Only one small drawer of the dressingtable was Mr Biswas’s. The others were alien and if by some chance he opened one he felt he was intruding. It was during the move to Green Vale that he discovered that, in addition to the finer clothes of Shama and the children, those drawers contained Shama’s marriage certificate and the birth certificates of her children; a Bible and Bible pictures she had got from her mission school and kept, not for their religious content, but as reminders of past excellence; and a packet of letters from a pen-pal in Northumberland, the result of one of the headmaster’s schemes. Mr Biswas yearned after the outside world; he read novels that took him there; he never suspected that Shama, of all persons, had been in contact with this world.

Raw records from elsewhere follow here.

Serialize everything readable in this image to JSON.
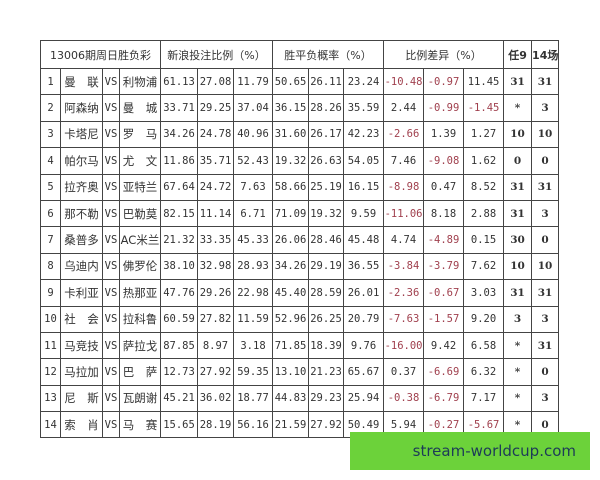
{
  "header": {
    "title": "13006期周日胜负彩",
    "sina_ratio": "新浪投注比例（%）",
    "probability": "胜平负概率（%）",
    "difference": "比例差异（%）",
    "ren9": "任9",
    "c14": "14场"
  },
  "colors": {
    "negative": "#a0404e",
    "watermark_bg": "#6cd23a"
  },
  "rows": [
    {
      "no": "1",
      "home": "曼　联",
      "vs": "VS",
      "away": "利物浦",
      "sina": [
        "61.13",
        "27.08",
        "11.79"
      ],
      "prob": [
        "50.65",
        "26.11",
        "23.24"
      ],
      "diff": [
        "-10.48",
        "-0.97",
        "11.45"
      ],
      "r9": "31",
      "c14": "31"
    },
    {
      "no": "2",
      "home": "阿森纳",
      "vs": "VS",
      "away": "曼　城",
      "sina": [
        "33.71",
        "29.25",
        "37.04"
      ],
      "prob": [
        "36.15",
        "28.26",
        "35.59"
      ],
      "diff": [
        "2.44",
        "-0.99",
        "-1.45"
      ],
      "r9": "*",
      "c14": "3"
    },
    {
      "no": "3",
      "home": "卡塔尼",
      "vs": "VS",
      "away": "罗　马",
      "sina": [
        "34.26",
        "24.78",
        "40.96"
      ],
      "prob": [
        "31.60",
        "26.17",
        "42.23"
      ],
      "diff": [
        "-2.66",
        "1.39",
        "1.27"
      ],
      "r9": "10",
      "c14": "10"
    },
    {
      "no": "4",
      "home": "帕尔马",
      "vs": "VS",
      "away": "尤　文",
      "sina": [
        "11.86",
        "35.71",
        "52.43"
      ],
      "prob": [
        "19.32",
        "26.63",
        "54.05"
      ],
      "diff": [
        "7.46",
        "-9.08",
        "1.62"
      ],
      "r9": "0",
      "c14": "0"
    },
    {
      "no": "5",
      "home": "拉齐奥",
      "vs": "VS",
      "away": "亚特兰",
      "sina": [
        "67.64",
        "24.72",
        "7.63"
      ],
      "prob": [
        "58.66",
        "25.19",
        "16.15"
      ],
      "diff": [
        "-8.98",
        "0.47",
        "8.52"
      ],
      "r9": "31",
      "c14": "31"
    },
    {
      "no": "6",
      "home": "那不勒",
      "vs": "VS",
      "away": "巴勒莫",
      "sina": [
        "82.15",
        "11.14",
        "6.71"
      ],
      "prob": [
        "71.09",
        "19.32",
        "9.59"
      ],
      "diff": [
        "-11.06",
        "8.18",
        "2.88"
      ],
      "r9": "31",
      "c14": "3"
    },
    {
      "no": "7",
      "home": "桑普多",
      "vs": "VS",
      "away": "AC米兰",
      "sina": [
        "21.32",
        "33.35",
        "45.33"
      ],
      "prob": [
        "26.06",
        "28.46",
        "45.48"
      ],
      "diff": [
        "4.74",
        "-4.89",
        "0.15"
      ],
      "r9": "30",
      "c14": "0"
    },
    {
      "no": "8",
      "home": "乌迪内",
      "vs": "VS",
      "away": "佛罗伦",
      "sina": [
        "38.10",
        "32.98",
        "28.93"
      ],
      "prob": [
        "34.26",
        "29.19",
        "36.55"
      ],
      "diff": [
        "-3.84",
        "-3.79",
        "7.62"
      ],
      "r9": "10",
      "c14": "10"
    },
    {
      "no": "9",
      "home": "卡利亚",
      "vs": "VS",
      "away": "热那亚",
      "sina": [
        "47.76",
        "29.26",
        "22.98"
      ],
      "prob": [
        "45.40",
        "28.59",
        "26.01"
      ],
      "diff": [
        "-2.36",
        "-0.67",
        "3.03"
      ],
      "r9": "31",
      "c14": "31"
    },
    {
      "no": "10",
      "home": "社　会",
      "vs": "VS",
      "away": "拉科鲁",
      "sina": [
        "60.59",
        "27.82",
        "11.59"
      ],
      "prob": [
        "52.96",
        "26.25",
        "20.79"
      ],
      "diff": [
        "-7.63",
        "-1.57",
        "9.20"
      ],
      "r9": "3",
      "c14": "3"
    },
    {
      "no": "11",
      "home": "马竞技",
      "vs": "VS",
      "away": "萨拉戈",
      "sina": [
        "87.85",
        "8.97",
        "3.18"
      ],
      "prob": [
        "71.85",
        "18.39",
        "9.76"
      ],
      "diff": [
        "-16.00",
        "9.42",
        "6.58"
      ],
      "r9": "*",
      "c14": "31"
    },
    {
      "no": "12",
      "home": "马拉加",
      "vs": "VS",
      "away": "巴　萨",
      "sina": [
        "12.73",
        "27.92",
        "59.35"
      ],
      "prob": [
        "13.10",
        "21.23",
        "65.67"
      ],
      "diff": [
        "0.37",
        "-6.69",
        "6.32"
      ],
      "r9": "*",
      "c14": "0"
    },
    {
      "no": "13",
      "home": "尼　斯",
      "vs": "VS",
      "away": "瓦朗谢",
      "sina": [
        "45.21",
        "36.02",
        "18.77"
      ],
      "prob": [
        "44.83",
        "29.23",
        "25.94"
      ],
      "diff": [
        "-0.38",
        "-6.79",
        "7.17"
      ],
      "r9": "*",
      "c14": "3"
    },
    {
      "no": "14",
      "home": "索　肖",
      "vs": "VS",
      "away": "马　赛",
      "sina": [
        "15.65",
        "28.19",
        "56.16"
      ],
      "prob": [
        "21.59",
        "27.92",
        "50.49"
      ],
      "diff": [
        "5.94",
        "-0.27",
        "-5.67"
      ],
      "r9": "*",
      "c14": "0"
    }
  ],
  "watermark": "stream-worldcup.com"
}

‘You didn’t by any chance keep the letters you did write back?’

‘Headteacher used to read them and post them.’

‘I woulda
like
to read your letters.’

So Mr Biswas became a driver, or sub-overseer, at a salary of twenty-five dollars a month, which was twice as much as the labourers got. As he had told Seth, he knew nothing about estate work. He had been surrounded by sugarcane all his life; he knew that the tall fields shot up grey-blue, arrowlike flowers just when shop signs were bursting into green and red gaiety, with holly and berries and Santa Claus and snow-capped
letters; he knew the ‘crop-over’ harvest festival; but he didn’t know about burning or weeding or hoeing or trenching; he didn’t know when new cuttings had to be put in or mounds of trash built around new plants. He got instructions from Seth, who came to Green Vale every Saturday to inspect, and pay the labourers, which he did from the kitchen space outside Mr Biswas’s room, using the green kitchen table, and having Mr Biswas sit beside him to read out the number of tasks each labourer had worked.